Some configurations for well-known softwares follow.
For NGINX:
server {
listen 80;
server_name _;
# WebSocket
proxy_http_version 1.1;
proxy_set_header Upgrade $http_upgrade;
proxy_set_header Connection $http_connection;
proxy_read_timeout 1800;
proxy_send_timeout 1800;
proxy_set_header X-Forwarded-For $proxy_add_x_forwarded_for;
proxy_set_header X-Forwarded-Host $host:$server_port;
proxy_set_header X-Forwarded-Proto $scheme;
proxy_set_header X-Scheme $scheme
proxy_set_header Host $http_host;
location / {
proxy_pass https://$pvx_ip:443;
}
}
For HAProxy:
defaults
mode http
timeout client 30s
timeout server 30s
timeout connect 30s
timeout tunnel 30m # WebSocket
backend pvx
server pvx $pvx_ip:443 ssl verify none check weight 1
frontend pvx_http
bind 0.0.0.0:80
option forwardfor
http-request set-header X-Forwarded-Host %[req.hdr(Host)]

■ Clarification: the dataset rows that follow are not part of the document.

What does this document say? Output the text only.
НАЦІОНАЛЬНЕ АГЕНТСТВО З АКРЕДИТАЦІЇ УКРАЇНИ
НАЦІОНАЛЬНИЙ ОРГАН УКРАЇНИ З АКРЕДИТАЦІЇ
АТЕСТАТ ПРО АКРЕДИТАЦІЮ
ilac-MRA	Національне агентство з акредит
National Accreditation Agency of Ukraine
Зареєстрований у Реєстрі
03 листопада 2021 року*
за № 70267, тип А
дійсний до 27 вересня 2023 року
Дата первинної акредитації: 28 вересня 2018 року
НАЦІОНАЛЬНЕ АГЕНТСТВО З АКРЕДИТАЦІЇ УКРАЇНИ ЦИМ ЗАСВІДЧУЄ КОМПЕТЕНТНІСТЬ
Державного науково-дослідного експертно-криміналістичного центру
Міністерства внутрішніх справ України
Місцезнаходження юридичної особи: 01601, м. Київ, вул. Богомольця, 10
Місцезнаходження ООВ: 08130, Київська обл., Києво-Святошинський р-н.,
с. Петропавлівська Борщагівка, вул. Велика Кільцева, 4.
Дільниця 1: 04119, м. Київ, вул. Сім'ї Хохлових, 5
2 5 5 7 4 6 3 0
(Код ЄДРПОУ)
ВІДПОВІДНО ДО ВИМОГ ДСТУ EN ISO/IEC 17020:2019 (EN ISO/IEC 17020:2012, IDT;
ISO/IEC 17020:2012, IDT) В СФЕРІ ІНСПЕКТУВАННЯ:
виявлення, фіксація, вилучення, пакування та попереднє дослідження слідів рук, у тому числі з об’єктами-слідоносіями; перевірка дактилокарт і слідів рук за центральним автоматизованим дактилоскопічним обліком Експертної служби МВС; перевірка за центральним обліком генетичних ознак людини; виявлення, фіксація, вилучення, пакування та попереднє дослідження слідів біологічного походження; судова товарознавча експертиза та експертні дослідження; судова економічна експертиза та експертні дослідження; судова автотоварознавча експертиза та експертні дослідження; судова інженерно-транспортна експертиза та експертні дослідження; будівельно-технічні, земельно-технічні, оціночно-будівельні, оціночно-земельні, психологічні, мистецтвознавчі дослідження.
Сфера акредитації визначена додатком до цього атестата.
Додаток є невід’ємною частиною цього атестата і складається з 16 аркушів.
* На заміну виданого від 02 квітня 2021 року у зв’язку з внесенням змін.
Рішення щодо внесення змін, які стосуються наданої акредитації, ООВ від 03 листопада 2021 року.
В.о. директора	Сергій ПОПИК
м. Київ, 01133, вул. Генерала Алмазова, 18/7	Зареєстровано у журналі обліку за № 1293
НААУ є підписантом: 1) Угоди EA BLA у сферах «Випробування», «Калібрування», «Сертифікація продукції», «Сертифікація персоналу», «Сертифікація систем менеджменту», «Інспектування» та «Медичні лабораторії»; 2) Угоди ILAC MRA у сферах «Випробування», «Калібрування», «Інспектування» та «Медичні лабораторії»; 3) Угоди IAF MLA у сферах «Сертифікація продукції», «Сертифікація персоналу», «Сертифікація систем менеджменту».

http-request set-header X-Forwarded-Proto https if { ssl_fc }
http-request set-header X-Forwarded-Proto http unless { ssl_fc }
http-request set-header X-Scheme https if { ssl_fc }
http-request set-header X-Scheme http unless { ssl_fc }
default_backend pvx
It is necessary to configure a long-enough timeout for WebSocket connections. The headers are necessary so the different applications can properly work; you may encounter strange behaviours if they are missing.
Obviously, these basic examples do not provide any security and they should be adapted to your requirements.